The relief flooded his face.
“Is Mr. Nolan as bad at Latin as you are?” she asked.
“A bit better, I think. He's going to need it too you see, he's going to do Law.”
“Is his father a barrister?”
“A solicitor,” David said.
“That makes it nice and easy,” she said with a bitter little laugh.
David was puzzled, but she changed the subject. It wasn't David Power's fault that the system was the way it was. A system that made it natural that David Power should be a doctor like his father, and James Nolan of Dublin a solicitor like
his
father, but made it very hard for Clare O'Brien to be anything at all. Angela squared her shoulders: hard, but not impossible. Hadn't Clare the best example in the land sitting teaching her? Angela, youngest daughter of Dinny O'Hara, the drunk, the ne'er-do-well, the man looking for every handout in Castlebay. And she had got the Call to Training, and higher marks in the college than any other student, and they had scrimped to send her brother to the missions, and she had nieces and nephews in comfortable homes in England. Nobody in the town could pity them when they walked behind her father's coffin five years ago. If Angela could do it with a drunken father and a crippled mother, then Clare could do it. If she cared enough, and today it looked as if she cared almost too much.

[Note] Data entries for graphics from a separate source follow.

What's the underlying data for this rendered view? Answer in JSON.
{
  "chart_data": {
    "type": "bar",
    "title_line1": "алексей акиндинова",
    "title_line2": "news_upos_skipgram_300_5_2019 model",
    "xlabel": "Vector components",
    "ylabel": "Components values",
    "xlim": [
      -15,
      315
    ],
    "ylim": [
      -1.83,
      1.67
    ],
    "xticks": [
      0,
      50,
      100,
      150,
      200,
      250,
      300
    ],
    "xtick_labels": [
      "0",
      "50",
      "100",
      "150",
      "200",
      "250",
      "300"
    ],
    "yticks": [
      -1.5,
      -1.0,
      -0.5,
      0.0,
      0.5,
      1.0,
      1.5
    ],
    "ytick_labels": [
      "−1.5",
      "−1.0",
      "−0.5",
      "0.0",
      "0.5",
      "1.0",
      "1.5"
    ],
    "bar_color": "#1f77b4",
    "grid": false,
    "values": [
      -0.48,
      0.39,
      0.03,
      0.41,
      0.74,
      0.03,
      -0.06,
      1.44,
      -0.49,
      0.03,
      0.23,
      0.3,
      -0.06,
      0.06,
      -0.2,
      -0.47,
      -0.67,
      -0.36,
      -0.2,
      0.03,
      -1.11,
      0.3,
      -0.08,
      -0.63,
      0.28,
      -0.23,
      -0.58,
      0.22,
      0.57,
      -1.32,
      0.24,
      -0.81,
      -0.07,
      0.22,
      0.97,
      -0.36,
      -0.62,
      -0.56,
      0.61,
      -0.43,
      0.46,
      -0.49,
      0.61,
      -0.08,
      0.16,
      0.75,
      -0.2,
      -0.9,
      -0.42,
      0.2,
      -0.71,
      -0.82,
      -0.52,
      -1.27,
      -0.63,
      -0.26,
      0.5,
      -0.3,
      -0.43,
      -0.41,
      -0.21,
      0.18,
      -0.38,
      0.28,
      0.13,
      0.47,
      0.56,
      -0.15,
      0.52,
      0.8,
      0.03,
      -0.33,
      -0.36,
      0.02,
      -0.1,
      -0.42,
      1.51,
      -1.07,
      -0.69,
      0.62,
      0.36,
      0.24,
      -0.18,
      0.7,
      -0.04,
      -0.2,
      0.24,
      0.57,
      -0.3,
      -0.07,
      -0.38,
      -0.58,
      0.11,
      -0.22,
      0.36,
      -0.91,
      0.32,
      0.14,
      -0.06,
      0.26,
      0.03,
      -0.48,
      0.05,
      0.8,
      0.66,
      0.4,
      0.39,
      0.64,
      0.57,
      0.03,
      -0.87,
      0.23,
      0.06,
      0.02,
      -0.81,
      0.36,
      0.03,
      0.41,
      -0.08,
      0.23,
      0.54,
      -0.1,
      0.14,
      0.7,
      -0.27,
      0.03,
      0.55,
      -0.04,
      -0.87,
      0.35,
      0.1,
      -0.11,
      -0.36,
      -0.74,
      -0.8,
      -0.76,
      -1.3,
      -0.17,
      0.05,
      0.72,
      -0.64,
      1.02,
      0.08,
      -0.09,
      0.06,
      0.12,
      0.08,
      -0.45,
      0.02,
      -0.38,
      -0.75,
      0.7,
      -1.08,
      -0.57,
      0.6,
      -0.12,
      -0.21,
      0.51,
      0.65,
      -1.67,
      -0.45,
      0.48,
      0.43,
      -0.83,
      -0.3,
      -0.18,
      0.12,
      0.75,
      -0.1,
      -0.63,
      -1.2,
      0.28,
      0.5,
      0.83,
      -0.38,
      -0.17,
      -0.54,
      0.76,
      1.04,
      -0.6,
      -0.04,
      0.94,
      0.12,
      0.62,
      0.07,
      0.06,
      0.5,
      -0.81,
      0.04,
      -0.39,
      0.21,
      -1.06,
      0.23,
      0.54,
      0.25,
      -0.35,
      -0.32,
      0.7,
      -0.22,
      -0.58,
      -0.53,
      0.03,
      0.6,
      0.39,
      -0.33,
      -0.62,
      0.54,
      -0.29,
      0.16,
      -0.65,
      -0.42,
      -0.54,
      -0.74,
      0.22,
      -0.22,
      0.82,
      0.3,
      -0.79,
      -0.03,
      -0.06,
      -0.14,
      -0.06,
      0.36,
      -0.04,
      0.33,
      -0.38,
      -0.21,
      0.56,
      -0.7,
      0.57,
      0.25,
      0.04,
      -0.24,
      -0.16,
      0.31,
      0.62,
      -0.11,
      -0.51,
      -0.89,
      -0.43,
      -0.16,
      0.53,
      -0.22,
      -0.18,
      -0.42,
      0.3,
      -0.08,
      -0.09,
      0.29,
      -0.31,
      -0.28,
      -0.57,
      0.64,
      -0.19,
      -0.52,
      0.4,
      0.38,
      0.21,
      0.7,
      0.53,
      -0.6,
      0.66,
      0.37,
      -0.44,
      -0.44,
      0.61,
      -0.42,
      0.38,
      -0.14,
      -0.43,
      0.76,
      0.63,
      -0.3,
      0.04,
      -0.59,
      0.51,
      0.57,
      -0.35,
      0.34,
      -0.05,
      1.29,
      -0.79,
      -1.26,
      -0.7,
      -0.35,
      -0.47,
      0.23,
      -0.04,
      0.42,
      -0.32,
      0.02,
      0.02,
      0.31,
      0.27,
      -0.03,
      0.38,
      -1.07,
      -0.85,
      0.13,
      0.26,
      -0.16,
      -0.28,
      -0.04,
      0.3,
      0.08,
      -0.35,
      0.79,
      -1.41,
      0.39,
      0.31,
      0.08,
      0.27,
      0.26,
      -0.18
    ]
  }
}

“So, College Boy,” she said to David, “let's get on with the hedge school before the gentry come down from Dublin and catch us with our love for books!”
“You're great, Miss O'Hara,” David said admiringly. “Wasn't it a pity you weren't a man? You could have been a priest and taught us properly.”
 
Molly Power was very anxious that things should be done right for David's young friend, and there were endless instructions to Nellie about breakfast on trays and getting out the best silverware until David begged that they just come downstairs as usual. Then they'd have to do their homework for Miss O'Hara before they felt free, but what a long day stretched ahead. Nolan loved the beach being so near, it was almost like having your own private swimming place, he said enviously, to be able to climb over a stile at the end of the garden and have a path going down to the sand and the caves. A path with
Danger
written all over it. Nolan tried out the Echo Cave and the other smaller caves. He wore Wellington boots and slid and scrambled over the rock pools, he picked up unusual shells, he walked out to the end of the cliff road to see if the Puffing Hole was blowing. He walked the course on the golf links and planned that he and David should take lessons next summer. He couldn't believe they were allowed to go to the cinema at night. In Dublin he had only been to matinees and that was before his mother had heard of all the fleas.
Nolan was very popular in Castlebay. He was so handsome for one thing, small, with pointed features and hair that didn't stick out in angles like David's but fell in a sort of wave across the front of his forehead. He had very sharp eyes which seemed to see everything, and he wore his clothes with style, turning up his collars and striding round with his hands buried deep in his pockets. He used to joke about being short and said that he suffered from a small-man complex like Napoleon and Hitler.